Well, if you like that one, how about this one: we have a From MSH
talking directly to a To MSH, with no intermediaries at all.  The
message gets sent successfully, To MSH persists it and commits, To MSH
sends an appropriate acknowledgement to the From MSH, and the From MSH
reports success.  But before the application can read the message, To
MSH catches fire and loses its database and recovery log files, and
there aren't any backups, so the effect is exactly as if the message
had never been delivered to the To MSH at all.

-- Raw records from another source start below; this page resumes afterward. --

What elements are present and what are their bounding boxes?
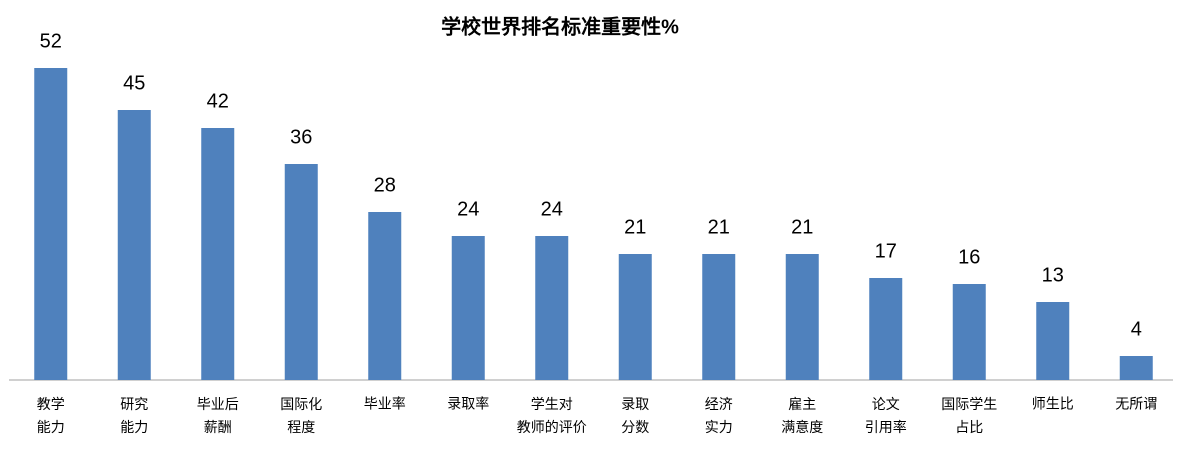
value-label: 13 — [1042, 264, 1064, 286]
value-label: 36 — [290, 126, 312, 148]
value-label: 24 — [457, 198, 479, 220]
bar — [952, 284, 986, 380]
x-tick-label: 国际学生占比 — [941, 396, 997, 435]
value-label: 24 — [541, 198, 563, 220]
value-label: 45 — [123, 72, 145, 94]
x-tick-label: 无所谓 — [1115, 396, 1157, 412]
value-label: 16 — [958, 246, 980, 268]
value-label: 42 — [207, 90, 229, 112]
chart-title: 学校世界排名标准重要性% — [441, 14, 679, 38]
bar — [785, 254, 819, 380]
bar — [618, 254, 652, 380]
value-label: 21 — [624, 216, 646, 238]
bar — [368, 212, 402, 380]
x-tick-label: 录取分数 — [621, 396, 649, 435]
value-label: 52 — [40, 30, 62, 52]
bar — [117, 110, 151, 380]
value-label: 21 — [791, 216, 813, 238]
x-tick-label: 教学能力 — [37, 396, 65, 435]
x-tick-label: 经济实力 — [705, 396, 733, 435]
x-tick-label: 研究能力 — [120, 396, 148, 435]
x-tick-label: 学生对教师的评价 — [517, 396, 587, 435]
bar — [201, 128, 235, 380]
x-tick-label: 录取率 — [447, 396, 489, 412]
x-tick-label: 论文引用率 — [865, 396, 907, 435]
bar — [34, 68, 68, 380]
value-label: 4 — [1131, 318, 1142, 340]
bar — [535, 236, 569, 380]
x-tick-label: 雇主满意度 — [781, 396, 823, 435]
x-tick-label: 国际化程度 — [280, 396, 322, 435]
value-label: 17 — [875, 240, 897, 262]
value-label: 28 — [374, 174, 396, 196]
bar — [1119, 356, 1153, 380]
bar — [1036, 302, 1070, 380]
bar — [702, 254, 736, 380]
bar — [284, 164, 318, 380]
x-tick-label: 师生比 — [1032, 396, 1074, 412]
value-label: 21 — [708, 216, 730, 238]
x-tick-label: 毕业率 — [364, 396, 406, 412]
x-tick-label: 毕业后薪酬 — [197, 396, 239, 435]
bar — [451, 236, 485, 380]
bar — [869, 278, 903, 380]
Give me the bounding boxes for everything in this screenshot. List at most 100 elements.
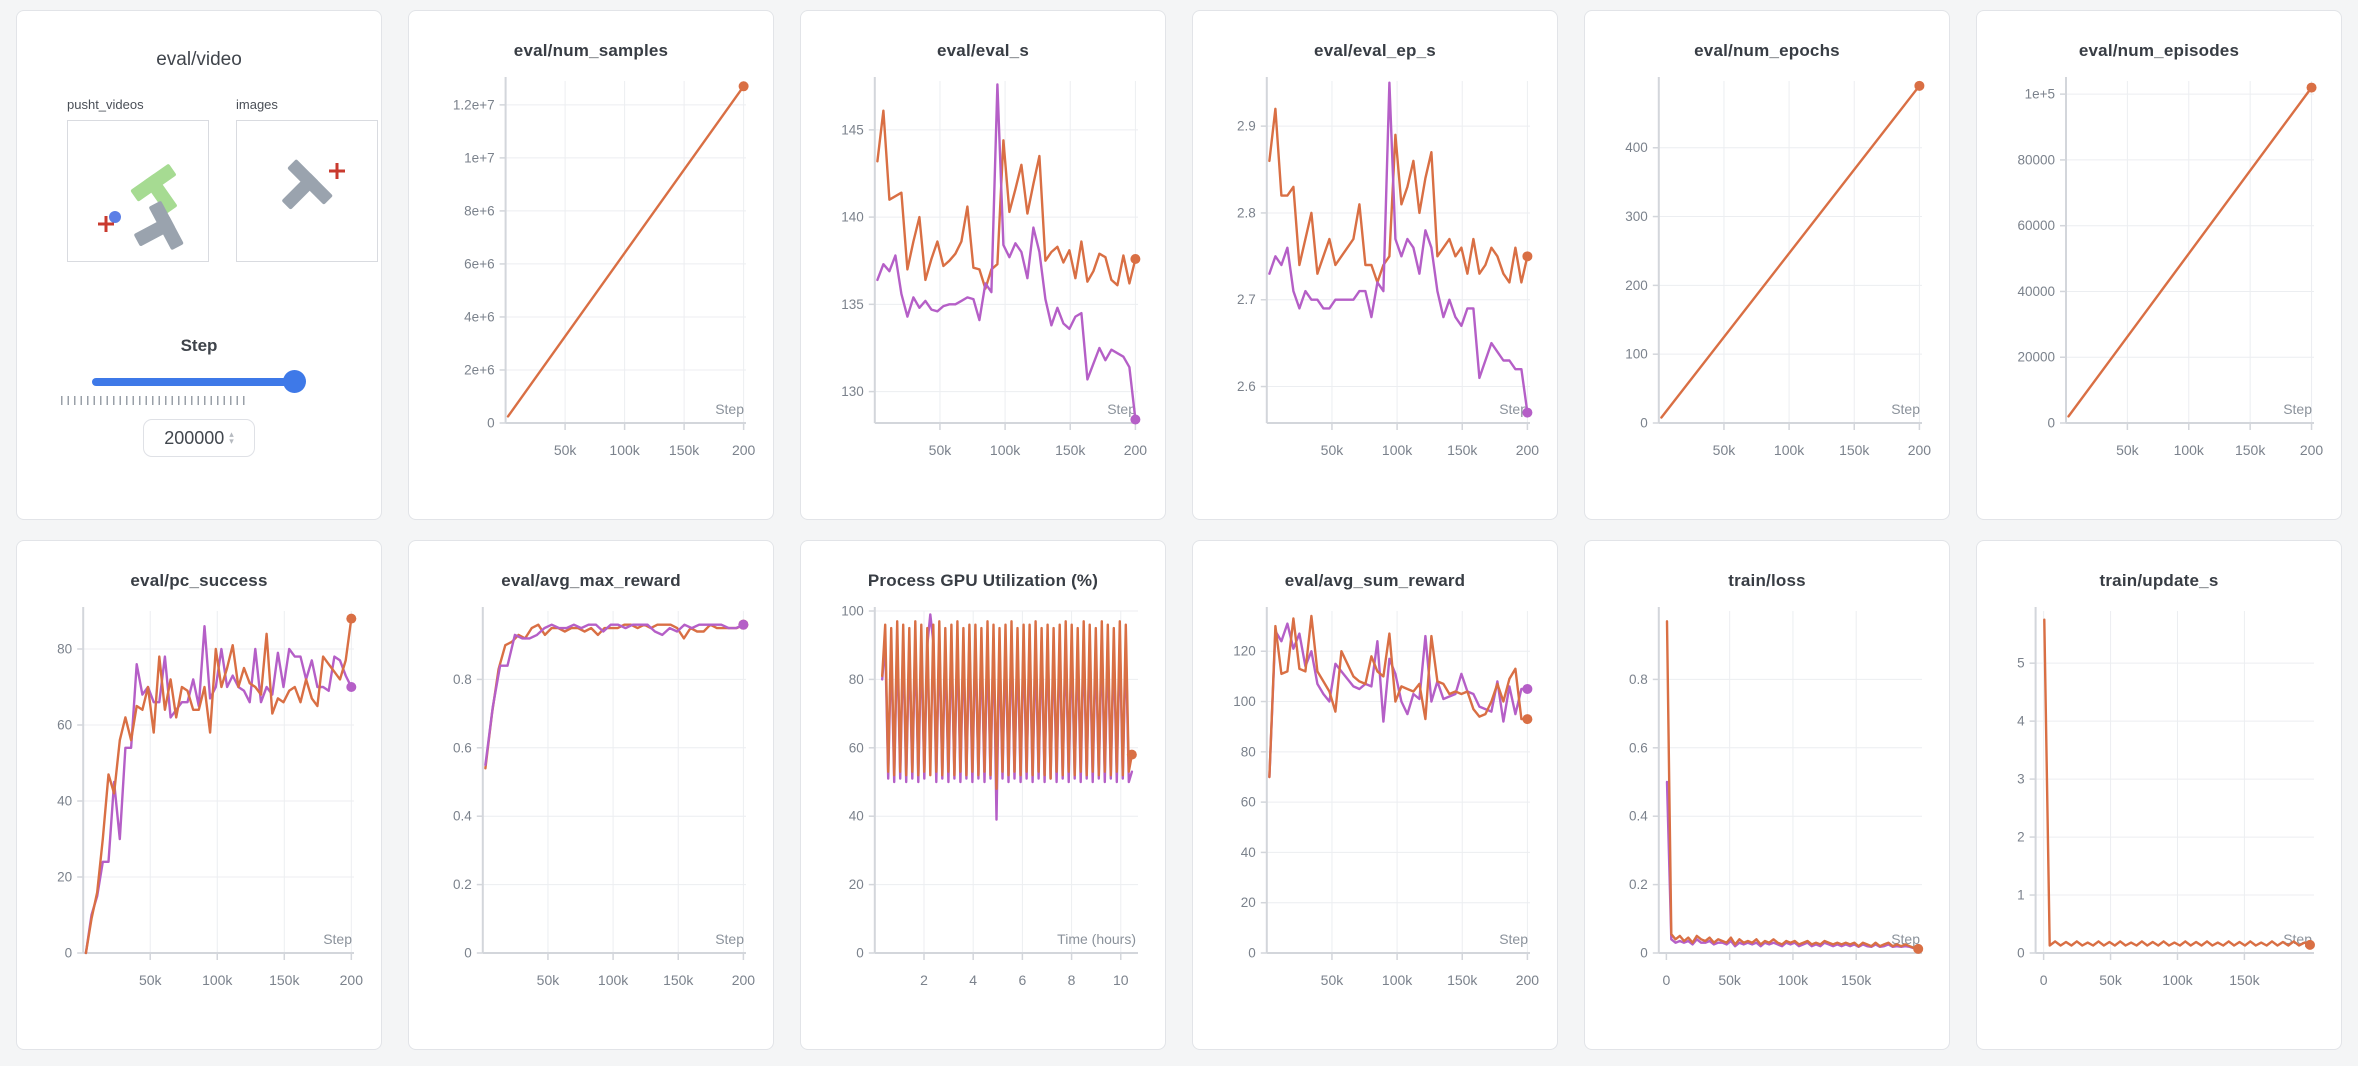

The answer is that "MSH X catches fire and suffers an irrecoverable
total media failure" is not part of our failure model.  (Nor is
catastrophic byzantine CPU failure, as I've been pointing out.)  We do
not claim to be reliable in face of that.  (Nor does anybody else who
is trying to do anything like what we're doing!)  A message passing
system of the kind we're talking about needs to have a persistent
transactional store that it can depend on.  So there are two possible
answers:

(1) Catching fire and total irrecoverable media failure is so rare
that we don't care about it.  (And please don't tell me that there's
no degree of rareness so small that we don't care about it.  Clearly
there is some such limit.  Take the probability that you will be hit
by an H-bomb sometime during your life, divide by one million, and
certainly we don't have to worry about a hazard with that
probability.)

(2) Serious users make this failure unlikely, by using redundant
disks, sufficient backups with offsite storage, and so on.